10. Furthermore, it would be instructive to refer to the decision of the Supreme Court in the case of Pandurang Vinayak which has been relied upon by Mr Sethi, the learned senior counsel appearing on behalf of the petitioners.
In that decision the purpose and meaning of a statutory fiction was being considered. While doing so, the Supreme Court referred to an English decision in the case of East End Dwelling Co. Ltd. v. Finsbury Borough Council, 1952 AC 109 and in particular to an observation of Lord Asquith which was to the following effect:-
"If you are bidden to treat an imaginary state of affairs as real, you must surely, unless prohibited from doing so, also imagine as real the consequences and incidents which, if the putative, state of affairs had in fact existed, must inevitably have flowed from or accompanied it. ....The statue says that you must imagine a certain state of affairs; it does not say that having done so, you must cause or permit your imagination to boggle when it comes to the inevitable corollaries of that state of affairs."
11. Following the above observation, it is obvious that the deeming provision of section 24(2) is a legal fiction which is a created and an imagined situation. We ought not to be concerned with the inevitable corollaries that may flow out of it unless there is a clear prohibition in the statute itself. Once the state of affairs is imagined as real, the consequences and instances would also have to be imagined as real. Therefore, the fact that the possession could not have been taken by the respondents because of interim orders of the Court, would not in any way prevent this Court from imagining the state of affairs stipulated in Section 24(2) of the new Act.
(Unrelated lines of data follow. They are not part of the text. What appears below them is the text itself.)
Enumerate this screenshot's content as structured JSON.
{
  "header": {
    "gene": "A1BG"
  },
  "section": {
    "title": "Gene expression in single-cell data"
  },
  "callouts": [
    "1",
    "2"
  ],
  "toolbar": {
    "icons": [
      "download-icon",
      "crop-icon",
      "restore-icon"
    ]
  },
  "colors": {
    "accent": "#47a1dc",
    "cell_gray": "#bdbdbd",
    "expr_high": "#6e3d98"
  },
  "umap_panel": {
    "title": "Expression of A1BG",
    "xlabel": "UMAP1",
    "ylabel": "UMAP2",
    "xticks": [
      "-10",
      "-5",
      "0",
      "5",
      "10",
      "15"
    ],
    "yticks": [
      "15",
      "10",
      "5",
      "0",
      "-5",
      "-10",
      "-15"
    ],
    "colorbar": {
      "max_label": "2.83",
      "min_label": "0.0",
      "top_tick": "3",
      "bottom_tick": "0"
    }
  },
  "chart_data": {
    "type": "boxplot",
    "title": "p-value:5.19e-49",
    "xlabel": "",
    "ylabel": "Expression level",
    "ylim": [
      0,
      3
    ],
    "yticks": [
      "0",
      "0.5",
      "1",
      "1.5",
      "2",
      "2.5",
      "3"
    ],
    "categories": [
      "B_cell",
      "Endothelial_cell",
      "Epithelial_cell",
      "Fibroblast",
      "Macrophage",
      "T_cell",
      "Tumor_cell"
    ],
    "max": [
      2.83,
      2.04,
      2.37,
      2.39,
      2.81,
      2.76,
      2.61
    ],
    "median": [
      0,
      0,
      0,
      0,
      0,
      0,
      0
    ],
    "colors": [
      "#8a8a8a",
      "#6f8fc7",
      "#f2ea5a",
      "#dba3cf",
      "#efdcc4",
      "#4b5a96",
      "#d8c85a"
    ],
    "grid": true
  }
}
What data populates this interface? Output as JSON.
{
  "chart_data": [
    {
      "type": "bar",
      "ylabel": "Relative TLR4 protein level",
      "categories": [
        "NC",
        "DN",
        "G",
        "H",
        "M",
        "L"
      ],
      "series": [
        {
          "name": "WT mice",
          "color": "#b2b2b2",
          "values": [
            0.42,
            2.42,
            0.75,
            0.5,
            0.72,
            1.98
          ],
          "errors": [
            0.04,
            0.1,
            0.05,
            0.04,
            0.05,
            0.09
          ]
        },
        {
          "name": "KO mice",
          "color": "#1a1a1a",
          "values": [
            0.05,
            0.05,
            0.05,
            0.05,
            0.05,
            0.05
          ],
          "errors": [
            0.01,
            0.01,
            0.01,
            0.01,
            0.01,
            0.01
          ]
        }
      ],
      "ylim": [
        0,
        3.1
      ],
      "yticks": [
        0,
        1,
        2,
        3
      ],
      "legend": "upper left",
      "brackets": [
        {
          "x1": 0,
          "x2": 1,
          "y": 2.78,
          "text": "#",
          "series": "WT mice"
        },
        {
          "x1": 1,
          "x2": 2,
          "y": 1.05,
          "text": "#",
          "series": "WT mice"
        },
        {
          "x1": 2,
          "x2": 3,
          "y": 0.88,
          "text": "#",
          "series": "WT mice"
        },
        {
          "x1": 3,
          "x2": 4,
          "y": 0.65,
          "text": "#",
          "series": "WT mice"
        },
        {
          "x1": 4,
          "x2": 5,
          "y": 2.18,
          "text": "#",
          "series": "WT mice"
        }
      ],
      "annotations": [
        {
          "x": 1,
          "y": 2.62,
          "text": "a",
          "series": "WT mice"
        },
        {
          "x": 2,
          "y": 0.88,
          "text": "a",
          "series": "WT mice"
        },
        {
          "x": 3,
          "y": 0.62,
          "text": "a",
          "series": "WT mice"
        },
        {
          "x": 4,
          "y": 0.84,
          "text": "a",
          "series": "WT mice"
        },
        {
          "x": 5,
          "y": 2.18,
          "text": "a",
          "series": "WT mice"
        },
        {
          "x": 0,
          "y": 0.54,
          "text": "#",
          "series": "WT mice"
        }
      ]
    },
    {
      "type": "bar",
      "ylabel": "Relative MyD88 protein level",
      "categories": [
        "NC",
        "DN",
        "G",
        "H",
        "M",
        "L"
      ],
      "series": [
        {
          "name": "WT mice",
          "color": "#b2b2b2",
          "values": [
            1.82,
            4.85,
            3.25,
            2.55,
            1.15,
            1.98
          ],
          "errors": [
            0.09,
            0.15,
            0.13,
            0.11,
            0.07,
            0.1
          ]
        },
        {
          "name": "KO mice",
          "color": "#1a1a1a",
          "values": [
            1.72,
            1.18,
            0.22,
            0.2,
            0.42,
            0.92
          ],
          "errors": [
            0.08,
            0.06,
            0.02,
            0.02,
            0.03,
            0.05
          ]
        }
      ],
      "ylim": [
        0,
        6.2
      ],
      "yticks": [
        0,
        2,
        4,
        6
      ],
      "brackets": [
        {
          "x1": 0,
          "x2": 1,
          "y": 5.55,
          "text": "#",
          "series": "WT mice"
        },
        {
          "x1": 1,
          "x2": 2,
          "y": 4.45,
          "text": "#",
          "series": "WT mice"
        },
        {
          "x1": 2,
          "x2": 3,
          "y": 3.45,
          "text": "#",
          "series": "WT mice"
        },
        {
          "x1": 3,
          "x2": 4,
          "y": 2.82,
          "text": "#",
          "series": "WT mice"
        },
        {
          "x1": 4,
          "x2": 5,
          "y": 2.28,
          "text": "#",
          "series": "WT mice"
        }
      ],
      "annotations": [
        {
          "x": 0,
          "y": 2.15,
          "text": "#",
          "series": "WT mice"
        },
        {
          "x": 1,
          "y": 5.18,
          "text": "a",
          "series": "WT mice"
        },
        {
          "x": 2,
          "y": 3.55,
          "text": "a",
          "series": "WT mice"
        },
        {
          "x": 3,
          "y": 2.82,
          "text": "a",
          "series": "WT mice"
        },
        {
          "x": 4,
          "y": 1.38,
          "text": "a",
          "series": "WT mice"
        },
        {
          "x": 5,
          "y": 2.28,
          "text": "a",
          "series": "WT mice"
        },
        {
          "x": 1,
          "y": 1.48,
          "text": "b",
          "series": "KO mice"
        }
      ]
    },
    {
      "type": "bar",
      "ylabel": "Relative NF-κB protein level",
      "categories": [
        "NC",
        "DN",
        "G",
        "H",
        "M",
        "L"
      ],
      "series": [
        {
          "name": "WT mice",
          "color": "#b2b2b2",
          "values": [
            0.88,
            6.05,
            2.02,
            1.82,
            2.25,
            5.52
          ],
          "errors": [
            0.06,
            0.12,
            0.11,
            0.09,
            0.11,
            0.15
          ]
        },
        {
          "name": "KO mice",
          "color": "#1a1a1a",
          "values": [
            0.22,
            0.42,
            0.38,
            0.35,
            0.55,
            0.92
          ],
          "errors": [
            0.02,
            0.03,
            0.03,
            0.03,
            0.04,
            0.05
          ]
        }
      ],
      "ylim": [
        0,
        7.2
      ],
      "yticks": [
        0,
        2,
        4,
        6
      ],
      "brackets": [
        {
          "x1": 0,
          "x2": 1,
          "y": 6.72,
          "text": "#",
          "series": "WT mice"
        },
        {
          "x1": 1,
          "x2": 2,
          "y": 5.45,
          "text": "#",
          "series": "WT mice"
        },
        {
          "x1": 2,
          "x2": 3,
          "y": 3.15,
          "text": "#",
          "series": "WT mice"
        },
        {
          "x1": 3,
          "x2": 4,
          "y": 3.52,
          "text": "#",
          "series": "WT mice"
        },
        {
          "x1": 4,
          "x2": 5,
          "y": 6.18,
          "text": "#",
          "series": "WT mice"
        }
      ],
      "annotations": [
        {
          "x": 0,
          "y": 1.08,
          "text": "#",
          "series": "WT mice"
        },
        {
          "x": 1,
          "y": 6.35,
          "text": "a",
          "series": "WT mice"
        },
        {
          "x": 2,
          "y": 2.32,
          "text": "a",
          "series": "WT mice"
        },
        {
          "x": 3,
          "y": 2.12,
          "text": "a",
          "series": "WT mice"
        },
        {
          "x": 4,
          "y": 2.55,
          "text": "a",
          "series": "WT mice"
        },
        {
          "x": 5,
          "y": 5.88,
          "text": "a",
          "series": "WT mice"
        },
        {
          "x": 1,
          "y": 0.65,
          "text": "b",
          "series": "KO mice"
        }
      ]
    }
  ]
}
The only conditions that are required for the deeming provisions to be triggered are that the award must have been made five years or more prior to the commencement of the new Act and that either physical possession of the land has not been taken or that the compensation has not been paid. In fact in these writ petitions all the conditions stands satisfied. Therefore, the contention of the learned counsel for the respondent cannot be accepted."